His breathing came in short, shallow spasms. He could feel his fingers twitching.

He did nothing except listen to the sounds around him and the pounding in his own chest. When morning arrived, he suddenly wasn't certain that he could force his limbs to move, wasn't even sure that he could make his eyes wander from the locked position they were in, staring out up into the dormitory ceiling, but seeing only the fear that had visited his bedside. He could feel emotions tripping around within his head, haphazardly slamming into side-walls, skidding, sliding, racing, runaway, out of control. He no longer was sure that he had the ability to rein them in and gain any grip whatsoever, and, for an instant, he thought in actuality he might have died that night, that the Angel had really cut his throat like he had Short Blond's and that everything he thought and heard and saw now was only a dream, and was some reverie that penetrated the final seconds of his life, that really the world around him was utterly dark, night remained closing in on him, and that his own blood was seeping out steadily, with every heartbeat.

"All right, folks," he heard from the doorway. "Time to rise and shine. Breakfast is waiting." It was Big Black, greeting the dormitory residents in customary fashion.

Around him, people started to groan their ways out of sleep, leaving behind all the troubled dreams and near-nightmares that plagued them, unaware that a real, breathing nightmare had been in their midst.

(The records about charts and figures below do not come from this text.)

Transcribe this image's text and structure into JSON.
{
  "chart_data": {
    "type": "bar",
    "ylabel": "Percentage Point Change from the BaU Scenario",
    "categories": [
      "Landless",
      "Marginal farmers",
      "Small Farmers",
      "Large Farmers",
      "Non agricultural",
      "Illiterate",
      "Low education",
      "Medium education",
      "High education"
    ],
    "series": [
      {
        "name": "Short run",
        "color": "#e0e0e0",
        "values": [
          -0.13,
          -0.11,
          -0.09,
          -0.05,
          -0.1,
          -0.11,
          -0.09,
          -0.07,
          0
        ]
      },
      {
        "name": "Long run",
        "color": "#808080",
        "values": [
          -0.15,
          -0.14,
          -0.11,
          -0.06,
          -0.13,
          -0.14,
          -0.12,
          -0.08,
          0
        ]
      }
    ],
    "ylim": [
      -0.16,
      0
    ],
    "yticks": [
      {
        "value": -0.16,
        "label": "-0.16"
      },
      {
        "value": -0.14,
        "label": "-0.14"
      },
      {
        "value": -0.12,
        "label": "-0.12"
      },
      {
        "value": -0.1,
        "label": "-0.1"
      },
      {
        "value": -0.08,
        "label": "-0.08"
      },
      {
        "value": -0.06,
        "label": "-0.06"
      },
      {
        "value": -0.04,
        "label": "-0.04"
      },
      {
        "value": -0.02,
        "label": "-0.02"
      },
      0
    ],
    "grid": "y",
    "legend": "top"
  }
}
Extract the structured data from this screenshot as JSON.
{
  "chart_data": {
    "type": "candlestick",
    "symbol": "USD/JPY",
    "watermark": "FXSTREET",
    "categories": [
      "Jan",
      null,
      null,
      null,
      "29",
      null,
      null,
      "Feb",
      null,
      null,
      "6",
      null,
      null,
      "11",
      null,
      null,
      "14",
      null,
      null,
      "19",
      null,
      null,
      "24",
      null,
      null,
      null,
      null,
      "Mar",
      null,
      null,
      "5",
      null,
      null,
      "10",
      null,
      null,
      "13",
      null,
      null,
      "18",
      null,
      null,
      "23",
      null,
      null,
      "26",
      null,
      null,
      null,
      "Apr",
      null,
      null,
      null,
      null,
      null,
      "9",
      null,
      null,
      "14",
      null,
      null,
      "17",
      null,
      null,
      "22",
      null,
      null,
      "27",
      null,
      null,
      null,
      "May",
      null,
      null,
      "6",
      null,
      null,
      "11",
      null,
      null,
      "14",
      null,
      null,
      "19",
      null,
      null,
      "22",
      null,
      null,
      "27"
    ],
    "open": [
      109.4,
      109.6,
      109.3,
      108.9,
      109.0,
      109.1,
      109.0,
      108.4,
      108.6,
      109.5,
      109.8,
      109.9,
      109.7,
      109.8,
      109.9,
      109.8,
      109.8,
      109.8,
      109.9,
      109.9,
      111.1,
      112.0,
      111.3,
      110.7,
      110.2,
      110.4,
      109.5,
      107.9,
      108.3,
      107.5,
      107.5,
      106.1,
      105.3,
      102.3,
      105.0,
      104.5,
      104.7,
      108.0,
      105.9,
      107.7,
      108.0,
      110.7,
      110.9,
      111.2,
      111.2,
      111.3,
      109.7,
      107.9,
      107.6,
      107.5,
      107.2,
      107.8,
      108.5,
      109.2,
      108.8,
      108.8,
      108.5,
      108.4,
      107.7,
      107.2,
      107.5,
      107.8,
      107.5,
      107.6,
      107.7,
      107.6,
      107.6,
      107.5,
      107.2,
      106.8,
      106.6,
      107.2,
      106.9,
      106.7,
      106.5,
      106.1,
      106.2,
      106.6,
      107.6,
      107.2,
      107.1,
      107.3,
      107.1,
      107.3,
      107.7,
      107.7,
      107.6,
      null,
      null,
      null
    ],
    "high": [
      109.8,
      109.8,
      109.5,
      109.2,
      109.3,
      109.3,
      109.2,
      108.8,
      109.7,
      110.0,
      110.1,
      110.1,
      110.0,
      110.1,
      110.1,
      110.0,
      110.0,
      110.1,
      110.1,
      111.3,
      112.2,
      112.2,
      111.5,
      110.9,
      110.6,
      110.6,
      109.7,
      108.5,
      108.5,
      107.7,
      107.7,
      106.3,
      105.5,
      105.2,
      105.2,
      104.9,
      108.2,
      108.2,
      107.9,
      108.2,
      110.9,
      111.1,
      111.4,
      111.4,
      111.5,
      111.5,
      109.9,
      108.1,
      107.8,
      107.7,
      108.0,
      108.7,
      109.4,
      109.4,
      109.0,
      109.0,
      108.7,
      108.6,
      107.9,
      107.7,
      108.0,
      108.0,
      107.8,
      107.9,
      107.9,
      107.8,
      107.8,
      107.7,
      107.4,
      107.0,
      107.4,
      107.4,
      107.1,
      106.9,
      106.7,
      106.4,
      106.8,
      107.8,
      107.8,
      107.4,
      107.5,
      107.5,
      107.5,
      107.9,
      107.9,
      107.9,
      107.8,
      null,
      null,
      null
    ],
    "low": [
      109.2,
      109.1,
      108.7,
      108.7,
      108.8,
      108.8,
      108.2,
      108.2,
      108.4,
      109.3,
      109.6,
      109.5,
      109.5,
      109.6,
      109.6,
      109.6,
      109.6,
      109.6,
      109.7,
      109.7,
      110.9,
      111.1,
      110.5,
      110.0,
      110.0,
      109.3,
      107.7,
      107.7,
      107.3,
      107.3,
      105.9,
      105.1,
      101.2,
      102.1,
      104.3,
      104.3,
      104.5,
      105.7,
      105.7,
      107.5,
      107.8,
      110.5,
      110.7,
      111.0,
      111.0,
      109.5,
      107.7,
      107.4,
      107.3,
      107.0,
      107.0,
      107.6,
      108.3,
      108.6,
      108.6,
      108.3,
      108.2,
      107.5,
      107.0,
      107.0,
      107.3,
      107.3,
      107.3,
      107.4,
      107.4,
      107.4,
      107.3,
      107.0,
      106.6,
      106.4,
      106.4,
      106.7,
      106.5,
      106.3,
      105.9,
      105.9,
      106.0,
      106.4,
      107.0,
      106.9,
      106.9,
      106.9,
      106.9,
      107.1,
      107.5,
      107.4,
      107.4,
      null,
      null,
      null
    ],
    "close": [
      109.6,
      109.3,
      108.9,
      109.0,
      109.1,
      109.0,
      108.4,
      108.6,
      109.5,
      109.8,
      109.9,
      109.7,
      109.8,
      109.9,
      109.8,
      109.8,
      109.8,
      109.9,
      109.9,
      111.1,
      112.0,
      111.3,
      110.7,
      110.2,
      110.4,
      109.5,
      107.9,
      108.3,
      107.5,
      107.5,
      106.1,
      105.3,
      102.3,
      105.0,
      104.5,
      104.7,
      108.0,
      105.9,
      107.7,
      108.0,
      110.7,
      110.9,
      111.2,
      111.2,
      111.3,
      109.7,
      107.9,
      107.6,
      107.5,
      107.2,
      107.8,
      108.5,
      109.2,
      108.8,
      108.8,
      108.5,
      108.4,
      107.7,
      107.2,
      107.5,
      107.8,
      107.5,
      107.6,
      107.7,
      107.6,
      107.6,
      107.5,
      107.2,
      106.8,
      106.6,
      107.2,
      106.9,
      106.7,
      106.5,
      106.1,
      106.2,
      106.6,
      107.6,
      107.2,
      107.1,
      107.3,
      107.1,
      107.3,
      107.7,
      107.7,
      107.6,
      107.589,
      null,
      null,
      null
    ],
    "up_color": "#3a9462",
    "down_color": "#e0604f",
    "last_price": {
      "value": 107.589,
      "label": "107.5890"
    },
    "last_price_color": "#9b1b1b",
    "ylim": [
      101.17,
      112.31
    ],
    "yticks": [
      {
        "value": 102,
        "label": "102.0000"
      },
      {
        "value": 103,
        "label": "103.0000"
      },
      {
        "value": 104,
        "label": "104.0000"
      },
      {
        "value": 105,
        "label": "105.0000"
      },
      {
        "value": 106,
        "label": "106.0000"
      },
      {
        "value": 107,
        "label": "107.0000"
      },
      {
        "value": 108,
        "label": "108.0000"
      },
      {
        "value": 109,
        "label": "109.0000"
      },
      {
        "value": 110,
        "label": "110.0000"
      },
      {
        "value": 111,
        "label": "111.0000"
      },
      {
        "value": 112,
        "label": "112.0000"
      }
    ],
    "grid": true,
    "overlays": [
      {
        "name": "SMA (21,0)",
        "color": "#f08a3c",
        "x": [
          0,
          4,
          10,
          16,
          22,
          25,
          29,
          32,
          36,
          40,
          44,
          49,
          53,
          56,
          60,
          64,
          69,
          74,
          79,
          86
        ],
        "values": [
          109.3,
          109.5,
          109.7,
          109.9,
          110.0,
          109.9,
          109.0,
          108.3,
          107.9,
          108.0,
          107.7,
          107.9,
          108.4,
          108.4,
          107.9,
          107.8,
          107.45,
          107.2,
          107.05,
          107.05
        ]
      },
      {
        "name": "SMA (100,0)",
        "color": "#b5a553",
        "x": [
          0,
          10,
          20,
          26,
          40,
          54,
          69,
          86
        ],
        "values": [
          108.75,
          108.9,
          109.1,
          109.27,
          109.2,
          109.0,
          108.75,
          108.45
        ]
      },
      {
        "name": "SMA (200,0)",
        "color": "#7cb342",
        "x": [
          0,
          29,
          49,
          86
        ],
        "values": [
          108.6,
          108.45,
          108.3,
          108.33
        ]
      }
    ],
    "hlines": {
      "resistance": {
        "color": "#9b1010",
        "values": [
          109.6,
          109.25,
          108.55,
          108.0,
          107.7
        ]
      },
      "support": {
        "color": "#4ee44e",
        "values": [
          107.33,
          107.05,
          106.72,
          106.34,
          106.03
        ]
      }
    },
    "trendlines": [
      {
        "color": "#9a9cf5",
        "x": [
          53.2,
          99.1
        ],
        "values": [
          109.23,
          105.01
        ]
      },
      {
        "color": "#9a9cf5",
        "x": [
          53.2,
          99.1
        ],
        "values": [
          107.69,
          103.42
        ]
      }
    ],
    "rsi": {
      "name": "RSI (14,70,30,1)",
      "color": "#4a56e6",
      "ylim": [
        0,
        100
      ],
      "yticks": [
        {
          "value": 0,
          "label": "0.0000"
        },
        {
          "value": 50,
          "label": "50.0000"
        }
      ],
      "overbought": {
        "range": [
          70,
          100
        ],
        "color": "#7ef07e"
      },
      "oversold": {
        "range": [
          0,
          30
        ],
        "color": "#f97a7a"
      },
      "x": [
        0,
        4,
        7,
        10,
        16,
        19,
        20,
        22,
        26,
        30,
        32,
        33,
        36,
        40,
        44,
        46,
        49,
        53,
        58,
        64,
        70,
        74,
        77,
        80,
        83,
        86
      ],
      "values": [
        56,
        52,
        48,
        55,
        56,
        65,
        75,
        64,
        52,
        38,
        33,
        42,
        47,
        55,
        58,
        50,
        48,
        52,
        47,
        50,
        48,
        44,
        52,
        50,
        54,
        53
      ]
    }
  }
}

Francis remained rigid, as if glued to his bunk. His limbs refused commands.

A few men stared down at him, as they stumbled past.

He heard Napoleon say, "Come on, Francis, let's go to breakfast…" but the round man's voice trailed into nothing as he must have seen the look on Francis's face. "Francis?" he heard, but he did not reply. "C-Bird, are you okay?"

Again, he warred within himself. Inside, his voices had started up. They pleaded, they cajoled, they insisted, over and over, Get up, Francis! Come on, Francis! Rise up! Put your feet on the floor and wake up! Please, Francis, please get up!

He did not know whether he had the strength. He did not know whether he would ever have the strength again.

"C-Bird? What's wrong?" He heard Napoleon's voice grow worried, nearly plaintive.